Veneers are thin shells of porcelain or composite material designed to cover the fronts of teeth. Their design enhances the shape and color of the teeth by eliminating gaps, contouring shapes of crooked or poorly aligned teeth, and/or covering stains.
Composite VS Porcelain Veneers
Both treatments involve partial or full coverage of the front surfaces of anterior (front) teeth. Composite is a reinforced plastic filling that comes in many shades. Composite veneers can be done very quickly in a single visit. Composite veneers tend to wear, chip, and stain and last 4-8 years.
In contrast, porcelain veneers are fabricated by a laboratory. They can be precisely shade matched and are more life-like, due to their translucent qualities. Porcelain veneers typically last 12-25 years, don’t fracture easily, and require the same maintenance as natural teeth. The color, appearance, and translucence can either be matched to adjacent teeth or completely changed, depending on the number of teeth being enhanced and the desired aesthetic.

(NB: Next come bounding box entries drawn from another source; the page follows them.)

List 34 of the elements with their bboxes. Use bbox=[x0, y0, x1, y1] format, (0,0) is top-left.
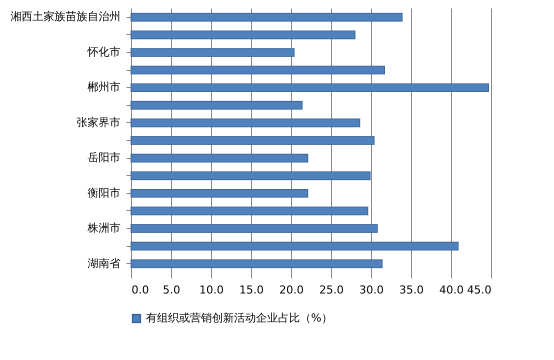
bar bbox=[130, 206, 368, 216]
x-tick-label: 25.0 bbox=[319, 284, 344, 296]
y-tick-label: 衡阳市 bbox=[88, 186, 120, 200]
x-tick-label: 5.0 bbox=[162, 284, 180, 296]
bar bbox=[130, 171, 371, 180]
bar bbox=[130, 66, 385, 74]
y-tick-label: 湘西土家族苗族自治州 bbox=[10, 10, 120, 24]
y-tick-label: 怀化市 bbox=[86, 45, 120, 58]
x-tick-label: 20.0 bbox=[279, 284, 304, 296]
bar bbox=[130, 12, 403, 22]
bar bbox=[130, 188, 308, 198]
x-tick-label: 30.0 bbox=[359, 284, 384, 296]
x-tick-label: 0.0 bbox=[132, 284, 149, 296]
y-tick-label: 湖南省 bbox=[88, 256, 120, 270]
x-tick-label: 10.0 bbox=[199, 284, 224, 296]
bar bbox=[130, 48, 295, 57]
bar bbox=[130, 118, 360, 128]
bar bbox=[130, 242, 459, 251]
y-tick-label: 张家界市 bbox=[76, 116, 120, 129]
x-tick-label: 45.0 bbox=[467, 284, 492, 296]
y-tick-label: 株洲市 bbox=[86, 222, 120, 235]
x-tick-label: 40.0 bbox=[439, 284, 464, 296]
bar bbox=[130, 100, 303, 110]
y-tick-label: 岳阳市 bbox=[88, 151, 120, 164]
y-tick-label: 郴州市 bbox=[88, 80, 120, 94]
bar bbox=[130, 224, 378, 233]
bar bbox=[130, 259, 383, 268]
bar bbox=[130, 154, 308, 162]
bar bbox=[130, 30, 356, 40]
x-tick-label: 15.0 bbox=[239, 284, 264, 296]
bar bbox=[130, 83, 489, 92]
bar bbox=[130, 136, 375, 145]
x-tick-label: 35.0 bbox=[399, 284, 424, 296]
legend-label: 有组织或营销创新活动企业占比（%） bbox=[146, 312, 332, 324]
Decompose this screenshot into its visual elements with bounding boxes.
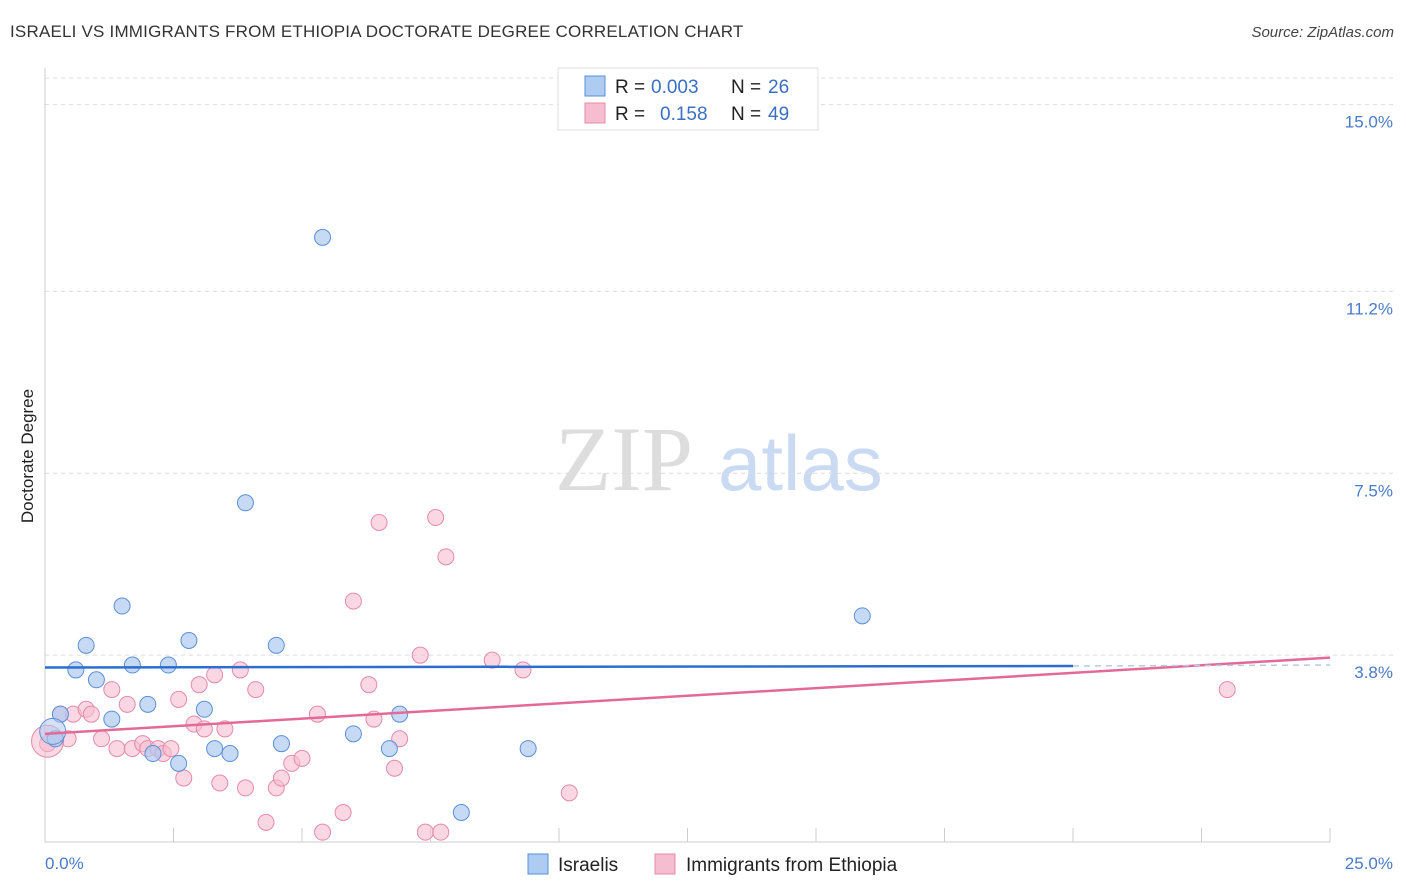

To create a porcelain veneer, a small amount of enamel is removed and an impression is taken and sent to a dental lab. The lab creates the veneer. The veneer then is bonded to the tooth.
Cosmetic Bonding is ideal for general and emergency repair of a decayed, fractured, chipped, or discolored teeth. It is also used for minor corrections of tooth contour and is the easiest, least expensive cosmetic correction. The composite resin used in this procedure is color matched with the surrounding teeth.
Teeth can darken over time due to medications, foods and beverages, use of tobacco products, trauma to a tooth resulting in the tooth dying, and tooth decay. There are a number of methods available to reverse some of the darkening processes. Most tooth whitening products contain either hydrogen peroxide or carbamide peroxide, which work to lighten stains on the outer surfaces of teeth (extrinsic stains).
Stains that penetrate through all layers of the teeth are referred to as intrinsic stains and do not lighten to the same degree as the extrinsic stains. Since whitening products do not penetrate into the tooth, they do not weaken the structural integrity of teeth in any way. A mild sensitivity to cold or sucking in air is a common temporary side affect of tooth whitening that should resolve within a few days.